Meu sonho aos vinte e poucos anos era passar a lua de mel nas Maldivas. Tem quem já tenha em mente o vestido, a igreja, a cor das flores, sem ter o pretendente. Eu não tinha nem namorado, mas o destino estava escolhido. Talvez tenha assistido demais ao “Lagoa Azul” nas sessões da tarde, um filme em que a personagem de Brooke Shields vive de um amor e de uma cabana.
Viciada em revistas sobre viagens, tinha lido sobre as Maldivas, que permaneceram desconhecidas durante décadas, até o advento dos influenciadores. Hoje, tem mais brasileiro que vai a esse arquipélago no Oceano Índico do que à Iguaba. A paisagem idílica foi soterrada por resorts de gosto duvidoso que corromperam a personalidade do lugar.
Quando vejo as fotos de turistas cheios de malas, looks, poses e drones, consigo sentir o aroma cafona de body splash daquela marca americana. Imagino os corais destruídos pelas toneladas de gel de cabelo, camadas de maquiagem e montanhas de lixo produzidos para que cada hóspede tenha uma experiência exclusiva, mas absolutamente igual, sem contato com estranhos, sem conhecer nada da cultura local. Talvez eu seja apenas ranzinza e precise descobrir o prazer que pode haver em viajar umas 20 horas para me trancar dentro de um bangalô com piscina privativa, quando posso estar no meu quarto em Copacabana e também não interagir com ninguém.
Leio que Lençóis Maranhenses desbancaram Fernando de Noronha como destino de luxo. Credo. Estive na região quando tudo ainda era só areia, há cerca de 25 anos. Uma mochila pequena, meia de dúzia de peças de roupa, um par de Havaianas. A luz acabava às 10 da noite, restava o barulho do rio Preguiças e o céu estrelado como se espera de um deserto, ainda que ele não seja assim um deserto. Agora tem beach clubs, bate-estaca, champanhe. Acho que nunca mais volto.
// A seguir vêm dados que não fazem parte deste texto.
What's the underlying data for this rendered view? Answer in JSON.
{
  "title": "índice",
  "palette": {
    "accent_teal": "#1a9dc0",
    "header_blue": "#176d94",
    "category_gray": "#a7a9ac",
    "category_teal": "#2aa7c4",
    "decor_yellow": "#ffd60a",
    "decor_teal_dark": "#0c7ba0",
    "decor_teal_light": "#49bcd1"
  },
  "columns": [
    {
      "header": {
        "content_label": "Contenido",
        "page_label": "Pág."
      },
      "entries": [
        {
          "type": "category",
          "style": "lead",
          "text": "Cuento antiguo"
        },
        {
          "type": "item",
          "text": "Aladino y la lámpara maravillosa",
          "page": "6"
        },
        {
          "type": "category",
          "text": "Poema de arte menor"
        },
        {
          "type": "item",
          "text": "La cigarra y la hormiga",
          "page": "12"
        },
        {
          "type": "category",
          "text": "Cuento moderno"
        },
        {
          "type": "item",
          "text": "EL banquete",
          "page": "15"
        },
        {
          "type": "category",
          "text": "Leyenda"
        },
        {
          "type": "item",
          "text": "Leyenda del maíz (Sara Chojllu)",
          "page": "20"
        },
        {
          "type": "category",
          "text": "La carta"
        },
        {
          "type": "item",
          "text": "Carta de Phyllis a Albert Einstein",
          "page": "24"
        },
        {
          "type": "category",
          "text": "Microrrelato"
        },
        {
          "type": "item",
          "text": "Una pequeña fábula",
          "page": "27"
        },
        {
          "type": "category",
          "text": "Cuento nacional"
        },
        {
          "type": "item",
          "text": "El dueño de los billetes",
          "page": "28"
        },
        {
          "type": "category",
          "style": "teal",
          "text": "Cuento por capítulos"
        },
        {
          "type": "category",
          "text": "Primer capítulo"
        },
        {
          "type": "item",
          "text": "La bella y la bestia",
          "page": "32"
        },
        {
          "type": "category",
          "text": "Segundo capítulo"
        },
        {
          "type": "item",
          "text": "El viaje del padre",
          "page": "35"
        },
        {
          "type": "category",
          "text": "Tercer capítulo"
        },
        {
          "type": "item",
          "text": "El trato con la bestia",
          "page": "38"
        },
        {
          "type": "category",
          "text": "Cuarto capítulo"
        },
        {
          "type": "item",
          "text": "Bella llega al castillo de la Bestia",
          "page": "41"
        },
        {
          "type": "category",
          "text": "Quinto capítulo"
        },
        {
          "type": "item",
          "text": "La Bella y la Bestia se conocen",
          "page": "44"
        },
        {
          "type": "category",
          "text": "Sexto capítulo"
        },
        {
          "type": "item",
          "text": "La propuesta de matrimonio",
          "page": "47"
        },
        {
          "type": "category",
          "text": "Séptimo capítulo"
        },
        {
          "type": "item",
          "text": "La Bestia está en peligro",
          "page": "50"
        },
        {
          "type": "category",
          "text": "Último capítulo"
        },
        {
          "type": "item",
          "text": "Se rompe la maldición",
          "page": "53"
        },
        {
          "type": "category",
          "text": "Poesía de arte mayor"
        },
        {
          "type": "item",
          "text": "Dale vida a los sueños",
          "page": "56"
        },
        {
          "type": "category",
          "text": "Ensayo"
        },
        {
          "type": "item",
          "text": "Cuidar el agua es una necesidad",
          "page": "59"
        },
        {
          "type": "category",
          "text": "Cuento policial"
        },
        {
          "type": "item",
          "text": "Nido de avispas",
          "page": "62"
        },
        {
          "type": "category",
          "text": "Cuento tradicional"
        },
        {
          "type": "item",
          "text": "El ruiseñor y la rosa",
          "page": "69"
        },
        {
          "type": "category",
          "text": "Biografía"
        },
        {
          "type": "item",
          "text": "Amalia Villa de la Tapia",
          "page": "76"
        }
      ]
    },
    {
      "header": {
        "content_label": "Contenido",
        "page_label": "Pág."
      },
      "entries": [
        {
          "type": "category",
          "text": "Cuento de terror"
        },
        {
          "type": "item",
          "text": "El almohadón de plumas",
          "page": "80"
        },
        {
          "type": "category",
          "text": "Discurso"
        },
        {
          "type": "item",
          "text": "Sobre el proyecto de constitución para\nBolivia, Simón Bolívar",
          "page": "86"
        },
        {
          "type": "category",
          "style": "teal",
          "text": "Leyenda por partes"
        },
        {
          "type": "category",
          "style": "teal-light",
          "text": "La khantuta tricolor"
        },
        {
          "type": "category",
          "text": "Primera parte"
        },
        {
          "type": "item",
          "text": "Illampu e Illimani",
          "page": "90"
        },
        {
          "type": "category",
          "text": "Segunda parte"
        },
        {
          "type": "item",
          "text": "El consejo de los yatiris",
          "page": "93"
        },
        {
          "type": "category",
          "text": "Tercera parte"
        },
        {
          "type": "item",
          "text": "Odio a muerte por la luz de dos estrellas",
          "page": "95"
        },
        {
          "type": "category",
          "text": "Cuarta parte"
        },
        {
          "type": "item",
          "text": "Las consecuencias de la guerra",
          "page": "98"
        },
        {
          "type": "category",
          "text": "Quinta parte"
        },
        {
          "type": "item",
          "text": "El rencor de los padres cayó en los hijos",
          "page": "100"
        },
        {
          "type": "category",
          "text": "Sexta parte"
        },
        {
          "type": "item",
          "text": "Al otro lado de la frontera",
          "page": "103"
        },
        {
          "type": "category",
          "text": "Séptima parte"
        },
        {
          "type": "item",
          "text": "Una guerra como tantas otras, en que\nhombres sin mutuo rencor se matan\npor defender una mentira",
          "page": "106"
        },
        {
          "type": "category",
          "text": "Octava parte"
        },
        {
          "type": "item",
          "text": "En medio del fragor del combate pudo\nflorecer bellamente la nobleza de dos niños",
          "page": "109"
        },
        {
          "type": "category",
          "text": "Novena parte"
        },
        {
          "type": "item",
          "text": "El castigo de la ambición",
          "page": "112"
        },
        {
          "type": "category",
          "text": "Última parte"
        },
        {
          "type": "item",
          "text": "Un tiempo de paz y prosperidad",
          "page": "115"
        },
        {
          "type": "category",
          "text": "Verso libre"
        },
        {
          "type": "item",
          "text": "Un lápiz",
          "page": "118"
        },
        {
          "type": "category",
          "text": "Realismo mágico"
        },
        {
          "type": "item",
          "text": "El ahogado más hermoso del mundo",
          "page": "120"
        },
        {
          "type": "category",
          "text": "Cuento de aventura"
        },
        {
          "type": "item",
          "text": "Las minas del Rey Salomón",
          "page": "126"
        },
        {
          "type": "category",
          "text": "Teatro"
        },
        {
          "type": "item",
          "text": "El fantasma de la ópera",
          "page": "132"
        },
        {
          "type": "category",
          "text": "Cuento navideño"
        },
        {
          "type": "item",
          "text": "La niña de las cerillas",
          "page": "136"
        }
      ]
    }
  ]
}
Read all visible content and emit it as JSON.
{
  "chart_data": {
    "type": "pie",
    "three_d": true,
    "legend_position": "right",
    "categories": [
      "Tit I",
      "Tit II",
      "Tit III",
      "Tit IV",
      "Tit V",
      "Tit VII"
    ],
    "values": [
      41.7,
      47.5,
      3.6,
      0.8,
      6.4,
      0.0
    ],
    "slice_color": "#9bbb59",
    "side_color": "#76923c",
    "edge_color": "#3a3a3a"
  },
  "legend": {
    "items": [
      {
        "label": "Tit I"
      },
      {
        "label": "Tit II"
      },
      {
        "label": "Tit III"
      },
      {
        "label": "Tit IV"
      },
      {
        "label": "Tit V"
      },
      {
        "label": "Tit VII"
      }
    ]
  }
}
Claro que gosto de conforto, não sou besta. Adoro lençóis de fios egípcios, toalhas feitas com algodão acariciado por lhamas. Desde que tudo não fique com a cara pasteurizada de um restaurante do Itaim. Desde que a beleza natural e a magia de cada um desses lugares não sejam ofuscadas pelo brilho de um vestido de paetê.
Fernando de Noronha, Caraíva, Boipeba, Barra Grande do Piauí, Florianópolis: em todos esses lugares há um rastro da destruição, embora esses destinos estejam cada vez mais embalados em fachadas reluzentes.
Turismo deve ser democrático, acessível a todo tipo de bolso, mas não precisa ser predatório para mostrar que tem qualidade. Estive recentemente no Atacama, apesar de ser um dos destinos mais visitados na América do Sul, parece um pouco parado no tempo. A paisagem se impõe a qualquer tentativa de ostentação. O hotel em que me hospedei tinha uma fachada tão simples e discreta, que poderia ser uma hospedaria para mochileiros. Os bangalôs se misturavam à paisagem e o luxo só dava às caras nos detalhes. Não sei se os chilenos entenderam que o turismo deve ser mais discreto do que a natureza. O fato é que quase não vi influenciadores e celebridades, que parecem gafanhotos que arrasam a pureza dos lugares por onde passam com seus looks do dia, suas fotos posadas, suas caras de tédio. Alguém, por favor, me explica por que essa gente está sempre com a cara de que tá segurando um pum?